Christopher tourna la tête vers son père. Le menton relevé, les yeux frémissants, le vieil homme était impassible, affichant l’attitude terrifiante de celui qui accepte sa souffrance pour accomplir son devoir.

— Je vois que tu n’as pas changé, Nathaniel, soupira Lazar. La quête du savoir et le devoir avant… l’humanité. Bien… je regrette de devoir en arriver là, Nathaniel, mais peut-être tiens-tu plus à tes enfants qu’à ta femme ?

Sergueï darda son lourd regard broussailleux en direction de Christopher et s’approcha de lui, son arme encore tachée du sang de sa mère.

Christopher le suivit des yeux, le cœur battant si vite que son corps entier tremblait.

— Écoutez, il doit y avoir une autre solution… bégaya-t-il. Peut-être que…

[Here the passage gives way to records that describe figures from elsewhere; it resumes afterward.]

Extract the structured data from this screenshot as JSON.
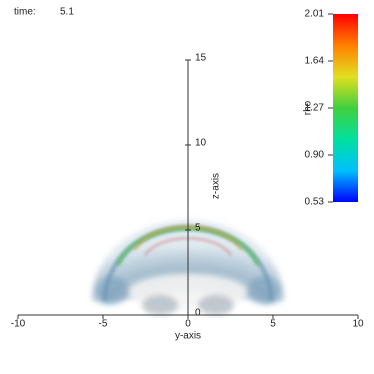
{
  "chart_data": {
    "type": "volume",
    "time_label": "time:",
    "time_value": 5.1,
    "xlabel": "y-axis",
    "ylabel": "z-axis",
    "xlim": [
      -10,
      10
    ],
    "xticks": [
      -10,
      -5,
      0,
      5,
      10
    ],
    "ylim": [
      0,
      15
    ],
    "yticks": [
      0,
      5,
      10,
      15
    ],
    "colorbar": {
      "label": "rho",
      "lim": [
        0.53,
        2.01
      ],
      "ticks": [
        2.01,
        1.64,
        1.27,
        {
          "value": 0.9,
          "label": "0.90"
        },
        0.53
      ],
      "colors": [
        "#0000ff",
        "#00bfff",
        "#00e0a0",
        "#40d040",
        "#e0e020",
        "#ff8000",
        "#ff0000"
      ]
    }
  }
}
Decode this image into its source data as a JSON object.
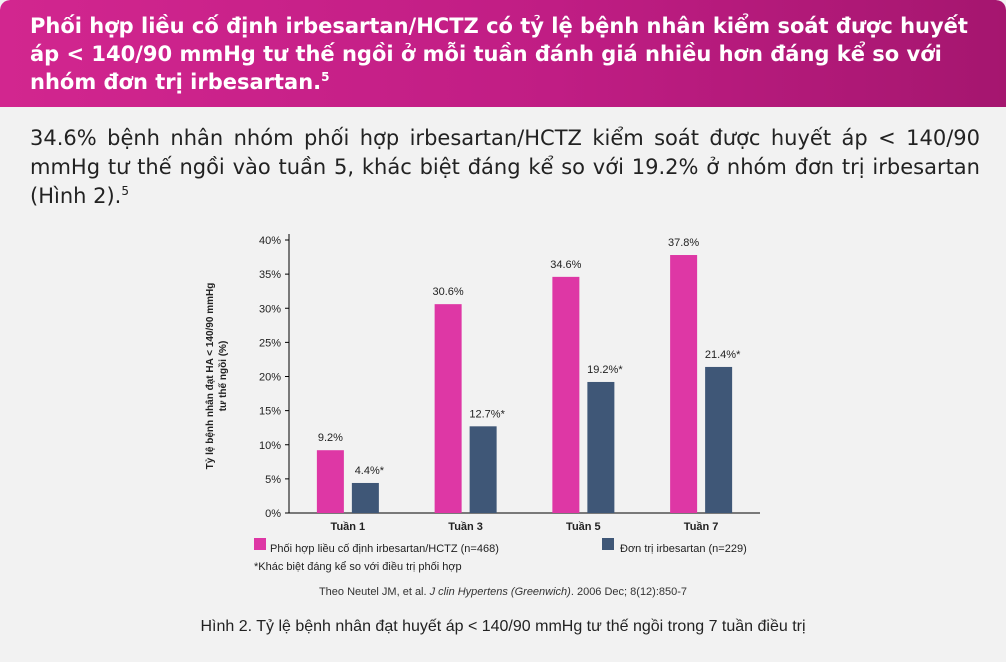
{
  "header": {
    "title": "Phối hợp liều cố định irbesartan/HCTZ có tỷ lệ bệnh nhân kiểm soát được huyết áp < 140/90 mmHg tư thế ngồi ở mỗi tuần đánh giá nhiều hơn đáng kể so với nhóm đơn trị irbesartan.",
    "ref": "5"
  },
  "intro": {
    "text": "34.6% bệnh nhân nhóm phối hợp irbesartan/HCTZ kiểm soát được huyết áp < 140/90 mmHg tư thế ngồi vào tuần 5, khác biệt đáng kể so với 19.2% ở nhóm đơn trị irbesartan (Hình 2).",
    "ref": "5"
  },
  "colors": {
    "combo": "#de37a5",
    "mono": "#3f5777",
    "header": "#c01d84"
  },
  "chart_data": {
    "type": "bar",
    "ylabel_line1": "Tỷ lệ bệnh nhân đạt HA < 140/90 mmHg",
    "ylabel_line2": "tư thế ngồi (%)",
    "ylim": [
      0,
      40
    ],
    "yticks": [
      "0%",
      "5%",
      "10%",
      "15%",
      "20%",
      "25%",
      "30%",
      "35%",
      "40%"
    ],
    "categories": [
      "Tuần 1",
      "Tuần 3",
      "Tuần 5",
      "Tuần 7"
    ],
    "series": [
      {
        "name": "Phối hợp liều cố định irbesartan/HCTZ (n=468)",
        "values": [
          9.2,
          30.6,
          34.6,
          37.8
        ],
        "labels": [
          "9.2%",
          "30.6%",
          "34.6%",
          "37.8%"
        ]
      },
      {
        "name": "Đơn trị irbesartan (n=229)",
        "values": [
          4.4,
          12.7,
          19.2,
          21.4
        ],
        "labels": [
          "4.4%*",
          "12.7%*",
          "19.2%*",
          "21.4%*"
        ]
      }
    ],
    "footnote": "*Khác biệt đáng kể so với điều trị phối hợp",
    "legend": "bottom"
  },
  "source": {
    "prefix": "Theo Neutel JM, et al. ",
    "journal": "J clin Hypertens (Greenwich)",
    "suffix": ". 2006 Dec; 8(12):850-7"
  },
  "caption": "Hình 2. Tỷ lệ bệnh nhân đạt huyết áp < 140/90 mmHg tư thế ngồi trong 7 tuần điều trị"
}
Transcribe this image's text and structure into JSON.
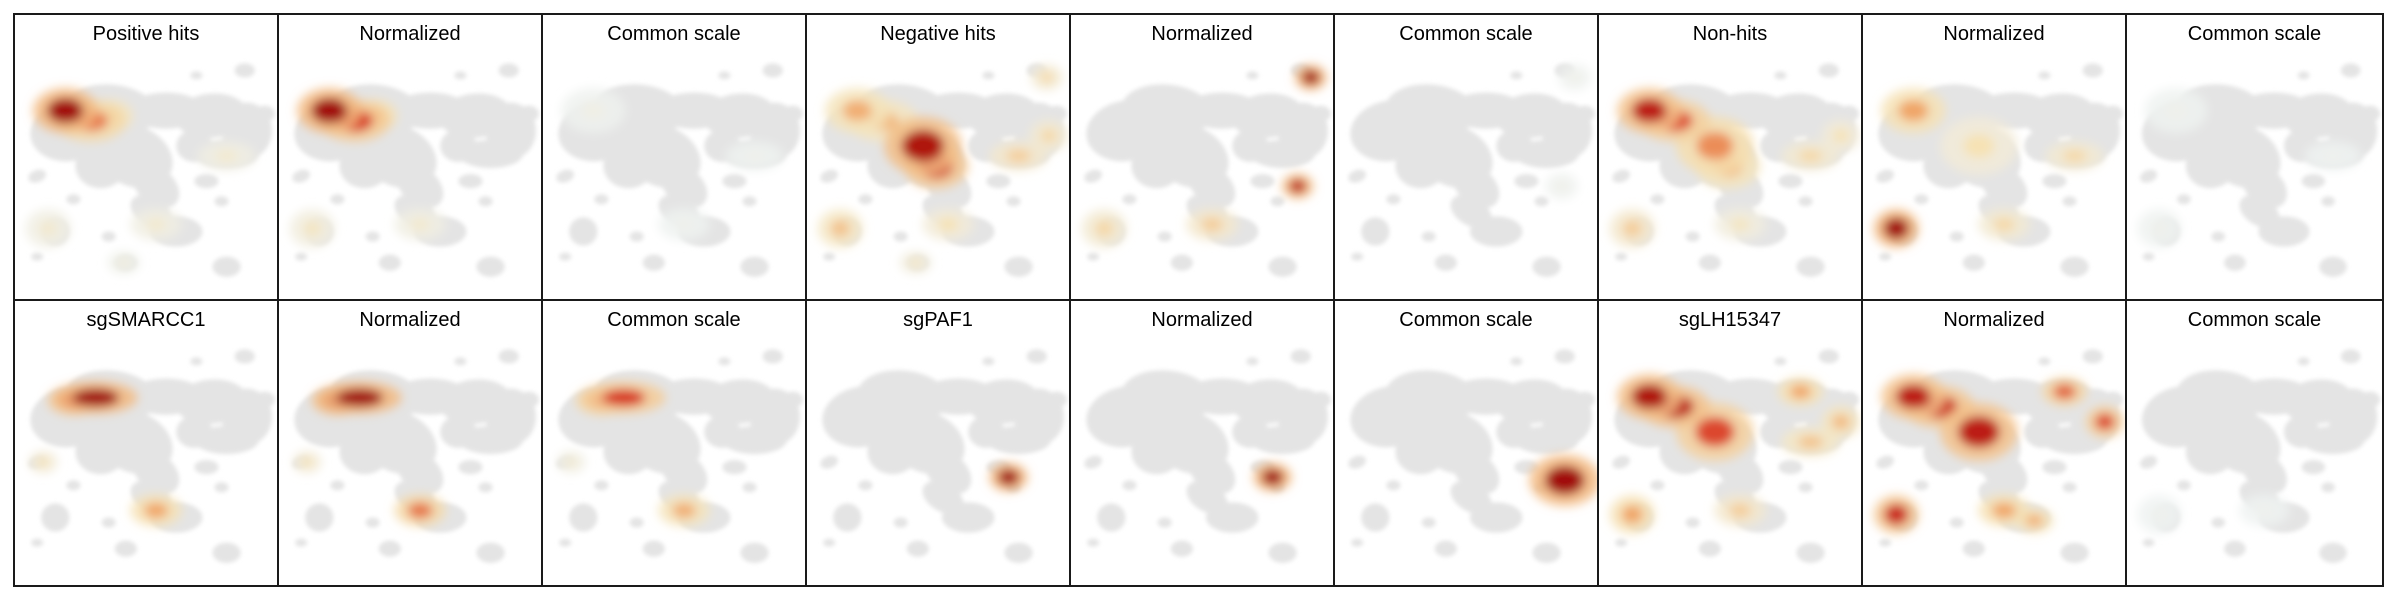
{
  "figure": {
    "rows": [
      [
        {
          "title": "Positive hits",
          "hotspots": [
            {
              "blob": "tl1",
              "level": 1.0
            },
            {
              "blob": "tl2",
              "level": 0.65
            },
            {
              "blob": "tl3",
              "level": 0.45
            },
            {
              "blob": "cm1",
              "level": 0.15
            },
            {
              "blob": "rl1",
              "level": 0.15
            },
            {
              "blob": "ll1",
              "level": 0.15
            },
            {
              "blob": "bt1",
              "level": 0.1
            }
          ]
        },
        {
          "title": "Normalized",
          "hotspots": [
            {
              "blob": "tl1",
              "level": 1.0
            },
            {
              "blob": "tl2",
              "level": 0.8
            },
            {
              "blob": "tl3",
              "level": 0.55
            },
            {
              "blob": "ll1",
              "level": 0.2
            },
            {
              "blob": "cm1",
              "level": 0.15
            }
          ]
        },
        {
          "title": "Common scale",
          "hotspots": [
            {
              "blob": "tl1",
              "level": 0.06
            },
            {
              "blob": "cm1",
              "level": 0.04
            },
            {
              "blob": "rl1",
              "level": 0.04
            }
          ]
        },
        {
          "title": "Negative hits",
          "hotspots": [
            {
              "blob": "cc1",
              "level": 0.95
            },
            {
              "blob": "cc2",
              "level": 0.85
            },
            {
              "blob": "tl1",
              "level": 0.5
            },
            {
              "blob": "tl2",
              "level": 0.45
            },
            {
              "blob": "rl1",
              "level": 0.35
            },
            {
              "blob": "rl2",
              "level": 0.3
            },
            {
              "blob": "tr1",
              "level": 0.3
            },
            {
              "blob": "ll1",
              "level": 0.4
            },
            {
              "blob": "cm1",
              "level": 0.25
            },
            {
              "blob": "bt1",
              "level": 0.2
            }
          ]
        },
        {
          "title": "Normalized",
          "hotspots": [
            {
              "blob": "tr1",
              "level": 1.0
            },
            {
              "blob": "rs1",
              "level": 0.9
            },
            {
              "blob": "cm1",
              "level": 0.35
            },
            {
              "blob": "ll1",
              "level": 0.3
            }
          ]
        },
        {
          "title": "Common scale",
          "hotspots": [
            {
              "blob": "tr1",
              "level": 0.05
            },
            {
              "blob": "rs1",
              "level": 0.05
            }
          ]
        },
        {
          "title": "Non-hits",
          "hotspots": [
            {
              "blob": "tl1",
              "level": 0.9
            },
            {
              "blob": "tl2",
              "level": 0.75
            },
            {
              "blob": "cc1",
              "level": 0.6
            },
            {
              "blob": "cc2",
              "level": 0.5
            },
            {
              "blob": "ll1",
              "level": 0.35
            },
            {
              "blob": "rl1",
              "level": 0.3
            },
            {
              "blob": "rl2",
              "level": 0.25
            },
            {
              "blob": "cm1",
              "level": 0.2
            }
          ]
        },
        {
          "title": "Normalized",
          "hotspots": [
            {
              "blob": "ll1",
              "level": 1.0
            },
            {
              "blob": "tl1",
              "level": 0.55
            },
            {
              "blob": "rl1",
              "level": 0.3
            },
            {
              "blob": "cm1",
              "level": 0.3
            },
            {
              "blob": "cc1",
              "level": 0.25
            }
          ]
        },
        {
          "title": "Common scale",
          "hotspots": [
            {
              "blob": "tl1",
              "level": 0.04
            },
            {
              "blob": "ll1",
              "level": 0.04
            },
            {
              "blob": "rl1",
              "level": 0.03
            }
          ]
        }
      ],
      [
        {
          "title": "sgSMARCC1",
          "hotspots": [
            {
              "blob": "tb1",
              "level": 1.0
            },
            {
              "blob": "tb2",
              "level": 0.85
            },
            {
              "blob": "cm1",
              "level": 0.55
            },
            {
              "blob": "ll2",
              "level": 0.25
            }
          ]
        },
        {
          "title": "Normalized",
          "hotspots": [
            {
              "blob": "tb1",
              "level": 1.0
            },
            {
              "blob": "tb2",
              "level": 0.95
            },
            {
              "blob": "cm1",
              "level": 0.65
            },
            {
              "blob": "ll2",
              "level": 0.25
            }
          ]
        },
        {
          "title": "Common scale",
          "hotspots": [
            {
              "blob": "tb1",
              "level": 0.8
            },
            {
              "blob": "tb2",
              "level": 0.7
            },
            {
              "blob": "cm1",
              "level": 0.5
            },
            {
              "blob": "ll2",
              "level": 0.15
            }
          ]
        },
        {
          "title": "sgPAF1",
          "hotspots": [
            {
              "blob": "rs2",
              "level": 1.0
            }
          ]
        },
        {
          "title": "Normalized",
          "hotspots": [
            {
              "blob": "rs2",
              "level": 1.0
            }
          ]
        },
        {
          "title": "Common scale",
          "hotspots": [
            {
              "blob": "rs3",
              "level": 1.0
            }
          ]
        },
        {
          "title": "sgLH15347",
          "hotspots": [
            {
              "blob": "tl1",
              "level": 0.95
            },
            {
              "blob": "tl2",
              "level": 0.9
            },
            {
              "blob": "cc1",
              "level": 0.75
            },
            {
              "blob": "tr2",
              "level": 0.55
            },
            {
              "blob": "rl2",
              "level": 0.45
            },
            {
              "blob": "rl1",
              "level": 0.4
            },
            {
              "blob": "ll1",
              "level": 0.55
            },
            {
              "blob": "cm1",
              "level": 0.35
            }
          ]
        },
        {
          "title": "Normalized",
          "hotspots": [
            {
              "blob": "tl1",
              "level": 0.9
            },
            {
              "blob": "tl2",
              "level": 0.85
            },
            {
              "blob": "cc1",
              "level": 0.9
            },
            {
              "blob": "tr2",
              "level": 0.7
            },
            {
              "blob": "rl2",
              "level": 0.75
            },
            {
              "blob": "ll1",
              "level": 0.85
            },
            {
              "blob": "cm1",
              "level": 0.55
            },
            {
              "blob": "cm2",
              "level": 0.5
            }
          ]
        },
        {
          "title": "Common scale",
          "hotspots": [
            {
              "blob": "cm1",
              "level": 0.03
            },
            {
              "blob": "ll1",
              "level": 0.03
            }
          ]
        }
      ]
    ]
  },
  "colors": {
    "background_cells": "#e4e4e4",
    "low": "#eef3f5",
    "pale": "#f6e2b4",
    "mid": "#f0a466",
    "high": "#d7301f",
    "max": "#a10c0c"
  }
}
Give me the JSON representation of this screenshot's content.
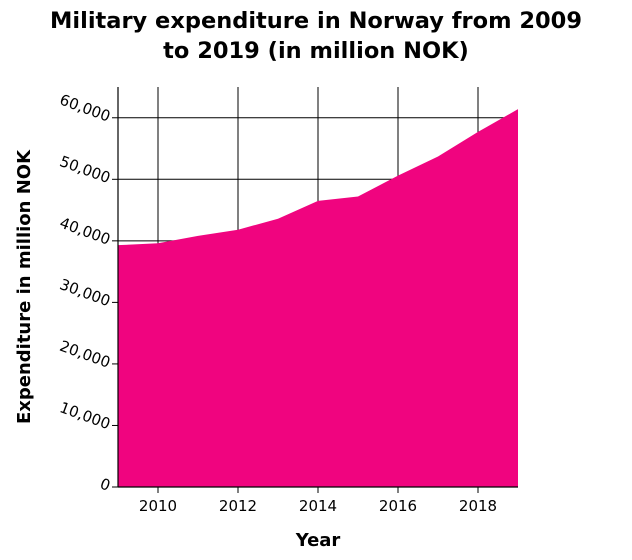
{
  "chart_data": {
    "type": "area",
    "title_lines": [
      "Military expenditure in Norway from 2009",
      "to 2019 (in million NOK)"
    ],
    "xlabel": "Year",
    "ylabel": "Expenditure in million NOK",
    "x": [
      2009,
      2010,
      2011,
      2012,
      2013,
      2014,
      2015,
      2016,
      2017,
      2018,
      2019
    ],
    "series": [
      {
        "values": [
          39300,
          39600,
          40800,
          41800,
          43600,
          46500,
          47200,
          50600,
          53700,
          57700,
          61400
        ]
      }
    ],
    "xlim": [
      2009,
      2019
    ],
    "ylim": [
      0,
      65000
    ],
    "x_ticks": [
      2010,
      2012,
      2014,
      2016,
      2018
    ],
    "x_tick_labels": [
      "2010",
      "2012",
      "2014",
      "2016",
      "2018"
    ],
    "y_ticks": [
      0,
      10000,
      20000,
      30000,
      40000,
      50000,
      60000
    ],
    "y_tick_labels": [
      "0",
      "10,000",
      "20,000",
      "30,000",
      "40,000",
      "50,000",
      "60,000"
    ],
    "grid": true,
    "colors": {
      "fill": "#f0047f",
      "grid": "#000000"
    }
  }
}
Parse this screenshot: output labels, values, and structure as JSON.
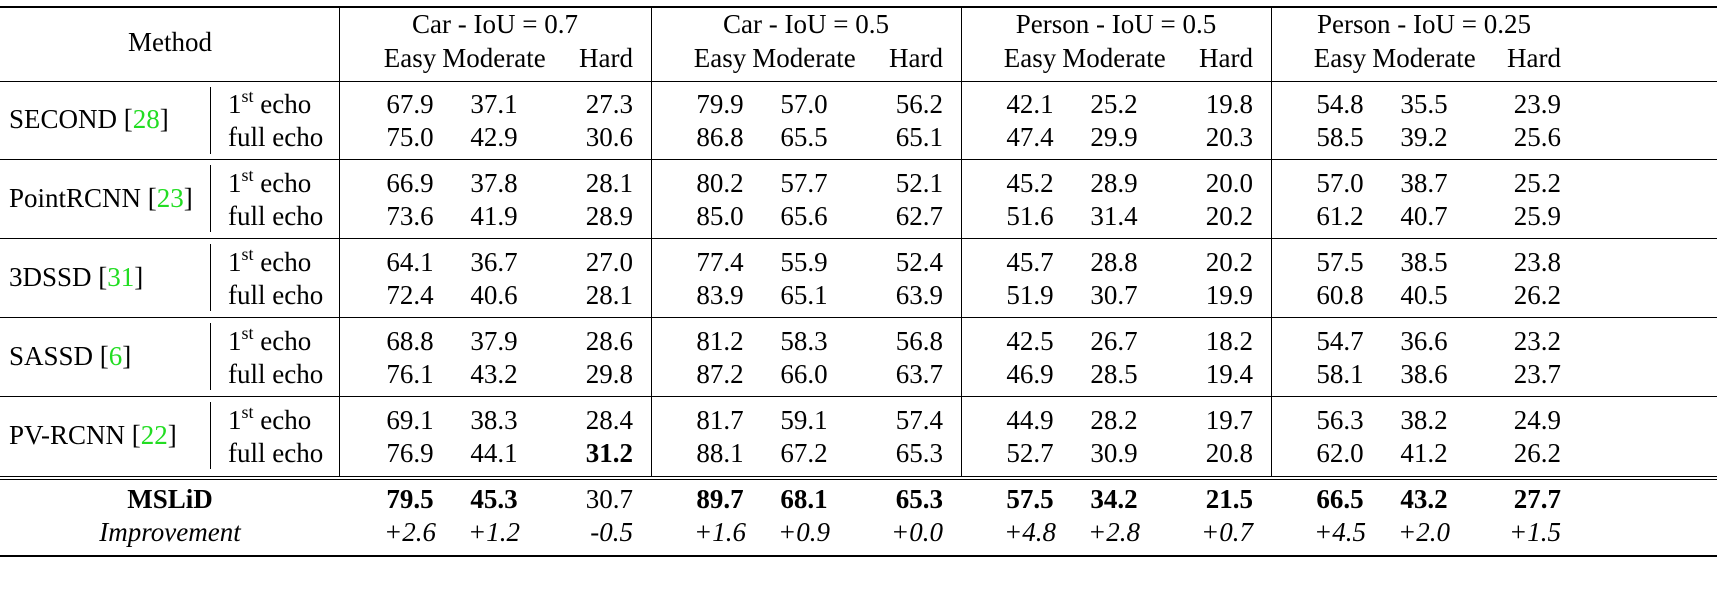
{
  "header": {
    "method": "Method",
    "groups": [
      "Car - IoU = 0.7",
      "Car - IoU = 0.5",
      "Person - IoU = 0.5",
      "Person - IoU = 0.25"
    ],
    "difficulties": [
      "Easy",
      "Moderate",
      "Hard"
    ]
  },
  "echo": {
    "first_base": "1",
    "first_sup": "st",
    "first_word": "echo",
    "full": "full echo"
  },
  "methods": [
    {
      "name": "SECOND",
      "ref": "28",
      "first": [
        "67.9",
        "37.1",
        "27.3",
        "79.9",
        "57.0",
        "56.2",
        "42.1",
        "25.2",
        "19.8",
        "54.8",
        "35.5",
        "23.9"
      ],
      "full": [
        "75.0",
        "42.9",
        "30.6",
        "86.8",
        "65.5",
        "65.1",
        "47.4",
        "29.9",
        "20.3",
        "58.5",
        "39.2",
        "25.6"
      ]
    },
    {
      "name": "PointRCNN",
      "ref": "23",
      "first": [
        "66.9",
        "37.8",
        "28.1",
        "80.2",
        "57.7",
        "52.1",
        "45.2",
        "28.9",
        "20.0",
        "57.0",
        "38.7",
        "25.2"
      ],
      "full": [
        "73.6",
        "41.9",
        "28.9",
        "85.0",
        "65.6",
        "62.7",
        "51.6",
        "31.4",
        "20.2",
        "61.2",
        "40.7",
        "25.9"
      ]
    },
    {
      "name": "3DSSD",
      "ref": "31",
      "first": [
        "64.1",
        "36.7",
        "27.0",
        "77.4",
        "55.9",
        "52.4",
        "45.7",
        "28.8",
        "20.2",
        "57.5",
        "38.5",
        "23.8"
      ],
      "full": [
        "72.4",
        "40.6",
        "28.1",
        "83.9",
        "65.1",
        "63.9",
        "51.9",
        "30.7",
        "19.9",
        "60.8",
        "40.5",
        "26.2"
      ]
    },
    {
      "name": "SASSD",
      "ref": "6",
      "first": [
        "68.8",
        "37.9",
        "28.6",
        "81.2",
        "58.3",
        "56.8",
        "42.5",
        "26.7",
        "18.2",
        "54.7",
        "36.6",
        "23.2"
      ],
      "full": [
        "76.1",
        "43.2",
        "29.8",
        "87.2",
        "66.0",
        "63.7",
        "46.9",
        "28.5",
        "19.4",
        "58.1",
        "38.6",
        "23.7"
      ]
    },
    {
      "name": "PV-RCNN",
      "ref": "22",
      "first": [
        "69.1",
        "38.3",
        "28.4",
        "81.7",
        "59.1",
        "57.4",
        "44.9",
        "28.2",
        "19.7",
        "56.3",
        "38.2",
        "24.9"
      ],
      "full": [
        "76.9",
        "44.1",
        "31.2",
        "88.1",
        "67.2",
        "65.3",
        "52.7",
        "30.9",
        "20.8",
        "62.0",
        "41.2",
        "26.2"
      ]
    }
  ],
  "bold_cells": [
    {
      "method": 4,
      "row": "full",
      "col": 2
    }
  ],
  "mslid": {
    "name": "MSLiD",
    "values": [
      "79.5",
      "45.3",
      "30.7",
      "89.7",
      "68.1",
      "65.3",
      "57.5",
      "34.2",
      "21.5",
      "66.5",
      "43.2",
      "27.7"
    ],
    "bold": [
      true,
      true,
      false,
      true,
      true,
      true,
      true,
      true,
      true,
      true,
      true,
      true
    ]
  },
  "improvement": {
    "label": "Improvement",
    "values": [
      "+2.6",
      "+1.2",
      "-0.5",
      "+1.6",
      "+0.9",
      "+0.0",
      "+4.8",
      "+2.8",
      "+0.7",
      "+4.5",
      "+2.0",
      "+1.5"
    ]
  },
  "colors": {
    "text": "#000000",
    "citation": "#22dd22",
    "background": "#ffffff"
  }
}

Il s’arrêta de parler en sentant le contact glacial du métal sur sa tempe. Edward tourna la tête pour la première fois et regarda son fils.

— Ne fais pas ça, Lazar, menaça-t-il à la surprise de Christopher. Ou crois-moi, tu le regretteras.

— Qu’aurai-je à regretter ? Je vais mourir d’ici quelques jours.

— Justement, tu le regretteras d’autant plus.

— Pardon ?

— Profite de tes derniers instants pour te repentir. Tu me remercieras.

— Cesse tes insinuations ! Parle clairement !

— Pour la première fois de ta vie, fais-moi confiance. Ne t’en prends pas à mon fils ou tu le paieras cher, très cher…

Lazar ne répondit pas. Comme s’il réfléchissait. La nuque raide presque paralysée, Christopher jeta un bref regard à Simon. L’enfant était toujours inconscient.

Le canon de l’arme s’enfonça un peu plus dans sa peau et le força à pencher la tête sur le côté.

— Si tu ne le fais pas pour moi, fais-le pour Simon, supplia Christopher en regardant son père. Lui, j’en suis sûr, tu l’aimes.

— Je n’ai plus de temps à perdre, s’impatienta Lazar. Sergueï, tue le gamin si Nathaniel ne répond pas à ma question.

— Quoi ?! Non, non, non ! Pitié, cria Christopher. Vous ne pouvez pas faire ça ! Pas un enfant ! (Puis, faisant volte-face, il fixa son père :) Papa ! Papa !

Le tueur russe pointa l’arme sur la petite tête de l’enfant évanoui. Christopher en pleura de rage.

— Non !

— Je reprends donc, dit Lazar en élevant sa voix fatiguée. Que cherchiez-vous à découvrir à travers vos expériences sur les patients 488 et qu’avez-vous trouvé ? Je veux tout savoir, Nathaniel ! Un !

Christopher se débattait comme un animal enragé sur sa chaise. Les sangles lui sciaient les chairs, ses articulations craquaient sous la tension de ses muscles.

— Quelle que soit la raison pour laquelle tu te tais, aucune, aucune ne vaut la vie de Simon ! hurla Christopher.